1. A plastic lens manufacturing device comprising:

a preparation tank in which a lens material is prepared;

a suction unit which exhausts a gas in the preparation tank;

a thermometer which measures a temperature of the lens material that is prepared;

a revolution indicator which measures a number of revolutions of a stirrer for stirring the lens material when the lens material is prepared;

a control unit which determines an occurrence of abnormality in a state of the preparation of the lens material based on data obtained from the thermometer and the revolution indicator;

a temperature regulation unit which regulates a temperature inside the preparation tank;

an inhibitor introduction unit which introduces a reaction inhibitor into the preparation tank; and

a programmable logic controller which is connected to the control unit and controls operations of the temperature regulation unit and the inhibitor introduction unit based on determination made by the control unit.

2. The plastic lens manufacturing device according to claim 1, further comprising:

a housing which hermetically covers at least a periphery of the preparation tank; and

a second suction unit which suctions an atmosphere inside the housing for exhausting the suctioned atmosphere.

3. The plastic lens manufacturing device according to claim 1, further comprising a refractometer which measures a refractive index of the lens material that is prepared, wherein the control unit uses data obtained from the refractometer as data for determining the occurrence of abnormality in the state of the preparation of the lens material.

4. The plastic lens manufacturing device according to claim 1, further comprising a pressure gauge which measures a pressure in the preparation tank when the lens material is prepared, wherein the control unit uses data obtained from the pressure gauge as data for determining the occurrence of abnormality in the state of the preparation of the lens material.

5. The plastic lens manufacturing device according to claim 1, wherein the control unit determines whether or not data for determining the occurrence of abnormality in the state of the preparation of the lens material are within predetermined control values at least in a predetermined step in accordance with a lapse of a preparation time of the lens material.

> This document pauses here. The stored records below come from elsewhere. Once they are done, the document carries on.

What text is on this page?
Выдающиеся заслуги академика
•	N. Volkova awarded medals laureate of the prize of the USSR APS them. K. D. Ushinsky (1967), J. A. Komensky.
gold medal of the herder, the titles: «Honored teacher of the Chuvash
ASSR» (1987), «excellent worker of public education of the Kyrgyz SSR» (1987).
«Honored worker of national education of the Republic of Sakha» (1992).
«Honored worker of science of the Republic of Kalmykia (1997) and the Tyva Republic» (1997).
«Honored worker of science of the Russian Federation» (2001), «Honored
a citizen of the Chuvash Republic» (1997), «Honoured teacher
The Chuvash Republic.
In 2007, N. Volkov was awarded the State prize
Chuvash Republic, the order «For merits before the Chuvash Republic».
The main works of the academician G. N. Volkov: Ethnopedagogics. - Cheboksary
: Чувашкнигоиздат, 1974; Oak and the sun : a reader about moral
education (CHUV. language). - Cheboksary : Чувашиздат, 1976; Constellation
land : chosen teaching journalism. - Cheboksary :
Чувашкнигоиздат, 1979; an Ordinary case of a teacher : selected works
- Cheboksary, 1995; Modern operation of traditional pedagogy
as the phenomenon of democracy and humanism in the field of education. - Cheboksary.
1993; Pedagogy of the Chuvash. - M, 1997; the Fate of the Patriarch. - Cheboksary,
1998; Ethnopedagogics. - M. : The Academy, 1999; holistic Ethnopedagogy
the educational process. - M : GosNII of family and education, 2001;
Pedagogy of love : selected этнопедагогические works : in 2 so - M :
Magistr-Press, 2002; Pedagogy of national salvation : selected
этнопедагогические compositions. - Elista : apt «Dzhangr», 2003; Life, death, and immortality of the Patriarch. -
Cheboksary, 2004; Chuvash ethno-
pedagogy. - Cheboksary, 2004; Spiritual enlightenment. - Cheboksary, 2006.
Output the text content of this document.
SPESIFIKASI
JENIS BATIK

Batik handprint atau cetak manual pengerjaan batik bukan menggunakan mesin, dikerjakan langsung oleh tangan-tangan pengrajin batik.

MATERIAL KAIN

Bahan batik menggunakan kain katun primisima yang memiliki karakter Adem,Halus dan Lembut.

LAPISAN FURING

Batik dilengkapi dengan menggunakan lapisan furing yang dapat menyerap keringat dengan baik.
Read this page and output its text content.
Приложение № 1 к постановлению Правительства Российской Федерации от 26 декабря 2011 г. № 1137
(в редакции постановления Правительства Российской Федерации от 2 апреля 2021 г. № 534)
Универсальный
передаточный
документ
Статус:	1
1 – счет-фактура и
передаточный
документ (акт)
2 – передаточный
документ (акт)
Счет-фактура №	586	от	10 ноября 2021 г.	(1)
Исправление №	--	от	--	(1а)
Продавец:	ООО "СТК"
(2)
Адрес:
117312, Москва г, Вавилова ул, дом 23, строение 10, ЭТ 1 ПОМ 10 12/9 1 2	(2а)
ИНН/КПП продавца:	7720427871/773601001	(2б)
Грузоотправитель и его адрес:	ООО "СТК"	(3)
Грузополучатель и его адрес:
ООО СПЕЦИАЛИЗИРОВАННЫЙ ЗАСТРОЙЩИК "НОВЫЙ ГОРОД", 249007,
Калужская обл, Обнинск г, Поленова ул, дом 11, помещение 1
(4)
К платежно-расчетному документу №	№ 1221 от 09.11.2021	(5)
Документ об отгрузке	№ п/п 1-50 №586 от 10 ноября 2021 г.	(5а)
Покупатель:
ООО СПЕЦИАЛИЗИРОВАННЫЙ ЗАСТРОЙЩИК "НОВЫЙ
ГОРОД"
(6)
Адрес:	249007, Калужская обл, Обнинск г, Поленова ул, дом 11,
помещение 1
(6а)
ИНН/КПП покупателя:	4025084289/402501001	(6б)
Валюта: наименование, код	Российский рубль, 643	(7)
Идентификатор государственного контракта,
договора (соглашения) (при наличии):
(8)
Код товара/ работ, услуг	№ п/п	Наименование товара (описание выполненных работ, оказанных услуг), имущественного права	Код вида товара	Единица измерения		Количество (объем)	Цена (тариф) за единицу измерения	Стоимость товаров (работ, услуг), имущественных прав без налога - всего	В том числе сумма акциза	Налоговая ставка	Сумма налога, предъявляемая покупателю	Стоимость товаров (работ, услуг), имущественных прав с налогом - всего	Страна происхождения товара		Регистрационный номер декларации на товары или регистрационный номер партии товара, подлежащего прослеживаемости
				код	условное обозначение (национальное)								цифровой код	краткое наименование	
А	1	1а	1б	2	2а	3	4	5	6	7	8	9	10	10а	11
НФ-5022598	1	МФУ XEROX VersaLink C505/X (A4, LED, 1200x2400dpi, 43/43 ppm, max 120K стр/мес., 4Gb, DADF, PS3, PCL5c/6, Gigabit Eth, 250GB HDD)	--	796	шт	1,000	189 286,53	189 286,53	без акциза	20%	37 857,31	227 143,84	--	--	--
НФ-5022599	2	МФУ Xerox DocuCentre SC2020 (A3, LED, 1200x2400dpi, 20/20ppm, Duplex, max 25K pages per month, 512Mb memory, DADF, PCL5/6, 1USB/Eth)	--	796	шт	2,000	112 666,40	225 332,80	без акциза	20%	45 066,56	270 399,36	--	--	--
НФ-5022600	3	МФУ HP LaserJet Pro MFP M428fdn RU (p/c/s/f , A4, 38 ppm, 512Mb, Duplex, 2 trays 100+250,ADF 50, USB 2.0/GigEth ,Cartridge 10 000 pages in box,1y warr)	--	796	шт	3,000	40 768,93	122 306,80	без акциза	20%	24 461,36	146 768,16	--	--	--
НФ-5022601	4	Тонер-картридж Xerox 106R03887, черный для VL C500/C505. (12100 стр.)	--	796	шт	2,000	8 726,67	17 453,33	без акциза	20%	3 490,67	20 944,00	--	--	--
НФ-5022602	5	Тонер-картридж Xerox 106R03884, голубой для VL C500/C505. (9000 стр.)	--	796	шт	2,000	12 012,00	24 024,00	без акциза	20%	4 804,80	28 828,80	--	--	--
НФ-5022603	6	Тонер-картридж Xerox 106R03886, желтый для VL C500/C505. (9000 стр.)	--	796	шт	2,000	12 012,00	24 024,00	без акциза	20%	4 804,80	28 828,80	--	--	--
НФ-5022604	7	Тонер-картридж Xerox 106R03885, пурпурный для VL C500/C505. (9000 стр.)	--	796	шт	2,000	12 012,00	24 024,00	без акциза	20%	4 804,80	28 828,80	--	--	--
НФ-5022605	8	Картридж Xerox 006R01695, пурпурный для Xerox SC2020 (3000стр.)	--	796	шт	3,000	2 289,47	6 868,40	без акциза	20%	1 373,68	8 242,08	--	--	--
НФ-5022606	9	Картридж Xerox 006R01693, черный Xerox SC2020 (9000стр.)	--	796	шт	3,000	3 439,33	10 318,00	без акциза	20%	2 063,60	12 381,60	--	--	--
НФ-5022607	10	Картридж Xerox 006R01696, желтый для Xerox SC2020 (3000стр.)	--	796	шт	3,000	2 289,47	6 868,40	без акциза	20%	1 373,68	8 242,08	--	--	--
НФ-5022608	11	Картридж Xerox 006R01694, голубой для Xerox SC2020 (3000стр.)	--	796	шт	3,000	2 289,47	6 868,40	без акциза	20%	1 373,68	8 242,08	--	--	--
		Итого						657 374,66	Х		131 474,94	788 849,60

6. The plastic lens manufacturing device according to claim 5, wherein the control values are set with time in a step corresponding to the lapse of the preparation time of the lens material.

7. The plastic lens manufacturing device according to claim 5, wherein the control unit outputs an abnormal signal to the programmable logic controller when at least one of data indicates a value that exceeds a range of the control values.